Перс
Шрифт:
— Ширван никуда не денется.
— Зато я денусь.
На лице Хашема проступила твердость, взгляд стал острым.
— Я столько лет гоню прочь мысли о России. Да куда там… Иногда я вспоминаю Хосрова…
— Кто это?
— Принц Хосров-Мирза. Уверенный, что падет от мести русских, шестнадцати лет был отправлен дедом в Петербург вместе с телом убитого в Тегеране русского посланника — просить прощения у царя. Вернулся в Персию, был ослеплен братом Махмудом в борьбе за трон, затем сослан. Остаток жизни прожил в Ширазе, приходил бродить по райскому саду среди фонтанов, прислушивался к пению птиц, к горячему солнцу обращал пустые глазницы, прикладывал ладонь к вершинкам фонтанов. Вспоминал без конца самое яркое, что видел в своей жизни. Вся его слепота затмилась поездкой к белому царю… Вся его жизнь отныне стала воспоминанием о Петербурге. Он долго прожил, кстати. Вот только себя жалеть последнее дело.
— Откуда
— Знаю, потому что научился себя не жалеть. Еще хочу обучиться не вспоминать то, чего не видел.
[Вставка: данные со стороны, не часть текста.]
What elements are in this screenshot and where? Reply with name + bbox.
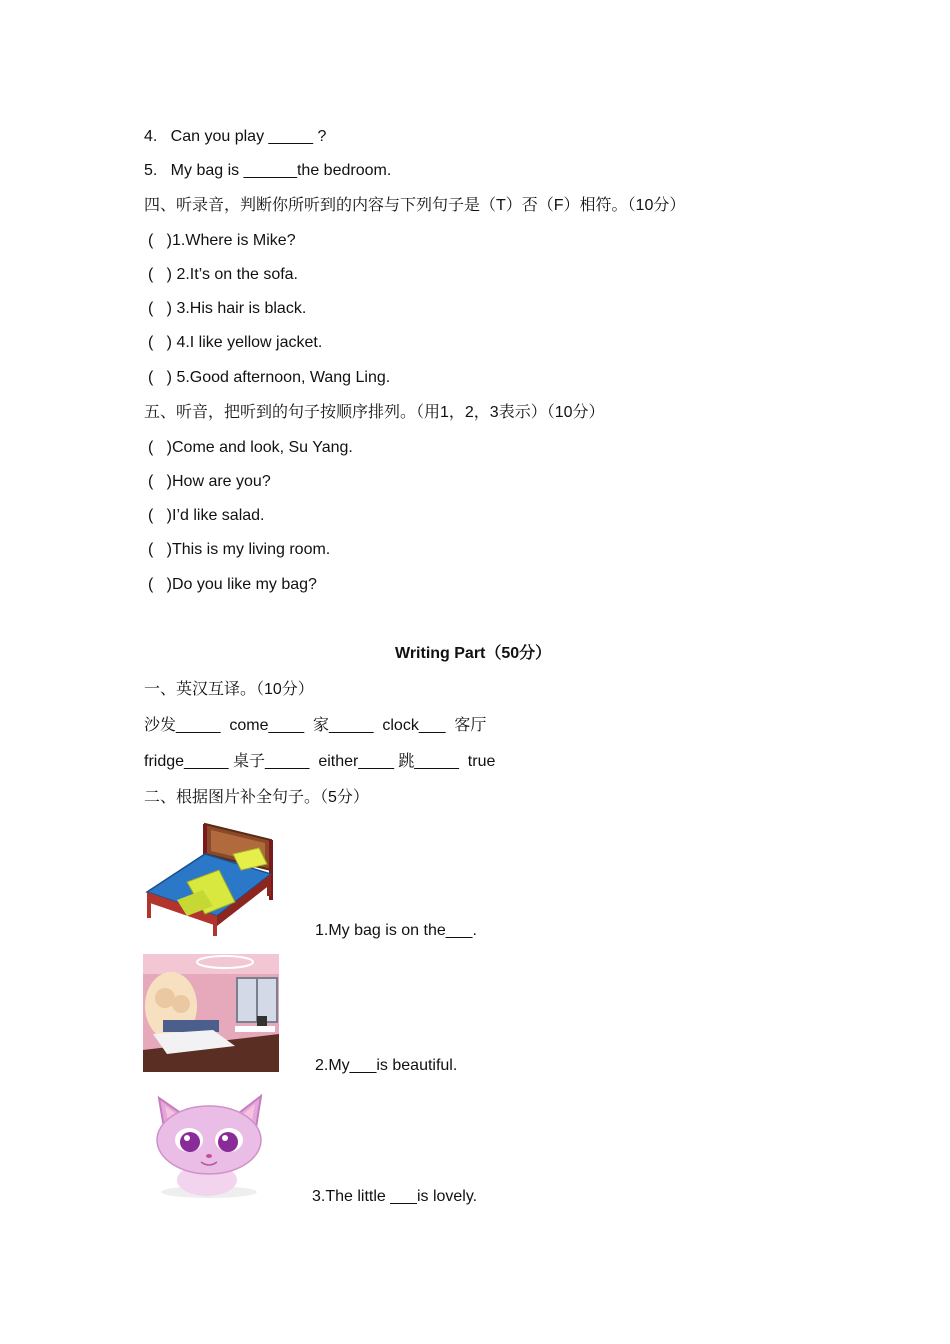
- translation-row-1: 沙发_____ come____ 家_____ clock___ 客厅: [144, 717, 487, 734]
- order-item-4: ( )This is my living room.: [148, 541, 331, 558]
- tf-item-4: ( ) 4.I like yellow jacket.: [148, 334, 323, 351]
- tf-item-3: ( ) 3.His hair is black.: [148, 300, 307, 317]
- writing-part-title: Writing Part（50分）: [395, 645, 552, 662]
- picture-sentence-3: 3.The little ___is lovely.: [312, 1188, 478, 1205]
- tf-item-5: ( ) 5.Good afternoon, Wang Ling.: [148, 369, 391, 386]
- part-1-heading: 一、英汉互译。（10分）: [144, 681, 314, 698]
- section-4-heading: 四、听录音，判断你所听到的内容与下列句子是（T）否（F）相符。（10分）: [144, 197, 686, 214]
- tf-item-2: ( ) 2.It’s on the sofa.: [148, 266, 298, 283]
- question-4: 4. Can you play _____ ?: [144, 128, 327, 145]
- order-item-5: ( )Do you like my bag?: [148, 576, 317, 593]
- part-2-heading: 二、根据图片补全句子。（5分）: [144, 789, 369, 806]
- translation-row-2: fridge_____ 桌子_____ either____ 跳_____ true: [144, 753, 496, 770]
- order-item-3: ( )I’d like salad.: [148, 507, 265, 524]
- bed-image: [143, 820, 279, 938]
- tf-item-1: ( )1.Where is Mike?: [148, 232, 296, 249]
- cat-image: [143, 1088, 275, 1204]
- picture-sentence-1: 1.My bag is on the___.: [315, 922, 477, 939]
- order-item-2: ( )How are you?: [148, 473, 271, 490]
- section-5-heading: 五、听音，把听到的句子按顺序排列。（用1，2，3表示）（10分）: [144, 404, 605, 421]
- order-item-1: ( )Come and look, Su Yang.: [148, 439, 353, 456]
- bedroom-image: [143, 954, 279, 1072]
- picture-sentence-2: 2.My___is beautiful.: [315, 1057, 458, 1074]
- question-5: 5. My bag is ______the bedroom.: [144, 162, 392, 179]
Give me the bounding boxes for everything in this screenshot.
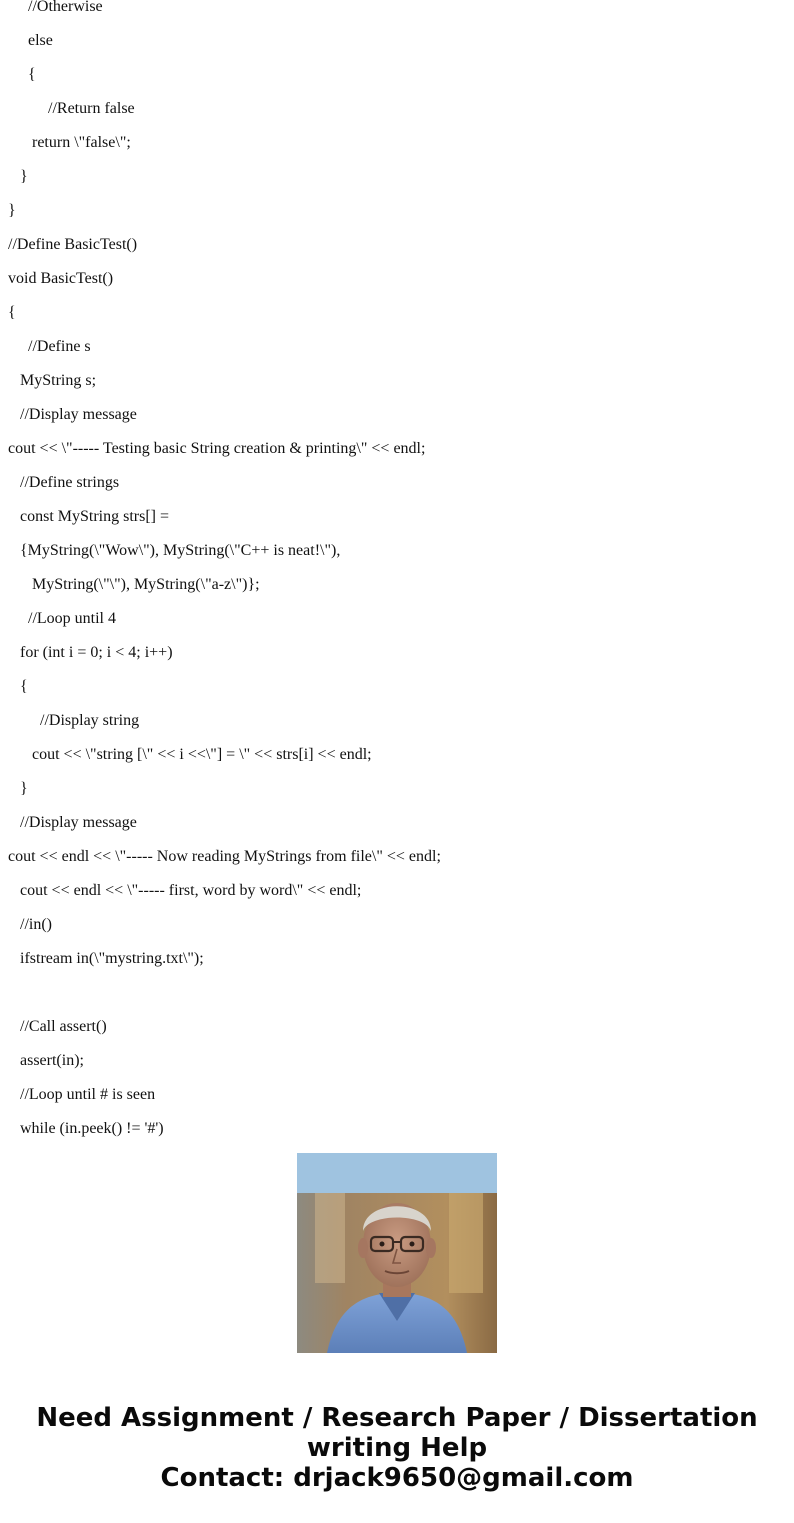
code-line: cout << endl << \"----- Now reading MyStrings from file\" << endl;: [8, 848, 441, 865]
code-line: ifstream in(\"mystring.txt\");: [20, 950, 204, 967]
code-line: cout << endl << \"----- first, word by word\" << endl;: [20, 882, 362, 899]
code-line: //Call assert(): [20, 1018, 107, 1035]
code-line: //Loop until # is seen: [20, 1086, 156, 1103]
code-line: //Otherwise: [28, 0, 103, 15]
promo-contact: Contact: drjack9650@gmail.com: [160, 1463, 634, 1493]
code-line: {: [20, 678, 28, 695]
person-portrait-icon: [297, 1153, 497, 1353]
code-line: {: [28, 66, 36, 83]
code-line: while (in.peek() != '#'): [20, 1120, 164, 1137]
code-line: }: [20, 168, 28, 185]
promo-line-1: Need Assignment / Research Paper / Dissertation: [36, 1403, 758, 1433]
code-line: {MyString(\"Wow\"), MyString(\"C++ is neat!\"),: [20, 542, 341, 559]
code-line: //Define BasicTest(): [8, 236, 138, 253]
code-line: void BasicTest(): [8, 270, 114, 287]
code-line: else: [28, 32, 53, 49]
code-line: assert(in);: [20, 1052, 84, 1069]
author-avatar: [297, 1153, 497, 1353]
code-line: //in(): [20, 916, 52, 933]
code-line: MyString s;: [20, 372, 97, 389]
code-line: cout << \"----- Testing basic String creation & printing\" << endl;: [8, 440, 426, 457]
code-line: cout << \"string [\" << i <<\"] = \" << strs[i] << endl;: [32, 746, 372, 763]
code-line: }: [20, 780, 28, 797]
code-line: //Display string: [40, 712, 140, 729]
code-line: //Display message: [20, 406, 137, 423]
code-line: //Define strings: [20, 474, 120, 491]
code-line: //Return false: [48, 100, 135, 117]
code-line: for (int i = 0; i < 4; i++): [20, 644, 173, 661]
code-line: const MyString strs[] =: [20, 508, 170, 525]
code-line: }: [8, 202, 16, 219]
promo-line-2: writing Help: [306, 1433, 488, 1463]
code-line: //Loop until 4: [28, 610, 116, 627]
code-line: //Display message: [20, 814, 137, 831]
code-line: MyString(\"\"), MyString(\"a-z\")};: [32, 576, 260, 593]
code-line: {: [8, 304, 16, 321]
code-line: return \"false\";: [32, 134, 131, 151]
promo-banner: [0, 1403, 794, 1493]
code-line: //Define s: [28, 338, 91, 355]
Солнце плавким мениском коснулось горизонта, расплылось над струящейся, колышущейся в мареве степью. Там, на северо-западе, за горами, за двумя хребтами Кавказа, на вершине Машука «в память проезда Его Высочества Персидского Принца Хозров-Мирзы в 1829 году» стоял обелиск с именем принца и стихами.
Тогда, в детстве, я стал учить Хашемку фотографии. В отместку — как-то мне надо было компенсировать менторство друга. Взять в руки камеру он так и не рискнул, зато мы вдоволь наигрались построением кадра, на «сухую пленку», шесть на девять я связал ему лучистую рамку из реек, с подвижным раструбом, имитирующим раствор объектива. Интересно было лазить по Баилову, в нагорном парке, прикладывая к сетчатке рамочную конструкцию, преображая воображаемым запечатлением сколы ландшафта, с полоской слепящей дымки над морем, частоколом кипарисовых вертикалей, каменистых склонов, взятых выпукло, от подошв. В поисках кадра увлекательно осмысляется даже замеленная в пыль дорога в Черный город. Но всего интересней было взбираться, лазать и скакать по крышам Старого города, в Крепости: целое приключение — сорваться в беготню по скатам, увязая в расплавленном кире, обламывая с краю куски шифера. Лихое это занятие каралось местными жителями, участковые тоже приглядывали, но не было слаще риска — вскочить на крыши, пробежаться по ним, сколько хватит духу — минуту, больше, — и соскочить в неожиданном месте, на другой улочке, куда товарищи твои еще должны будут добежать. Искусство состояло в том, чтобы не бояться прыгнуть, правильно сгруппироваться, а где не дотянешь — ухватиться за край, выжаться на руках. Ходили страшные рассказы о переломанных. Еще я помню (спросил Хашемку, он тоже помнит) некоего Энвара с Ахмедлов, который сломал челюсть, не допрыгнув до края, ударившись ею об край…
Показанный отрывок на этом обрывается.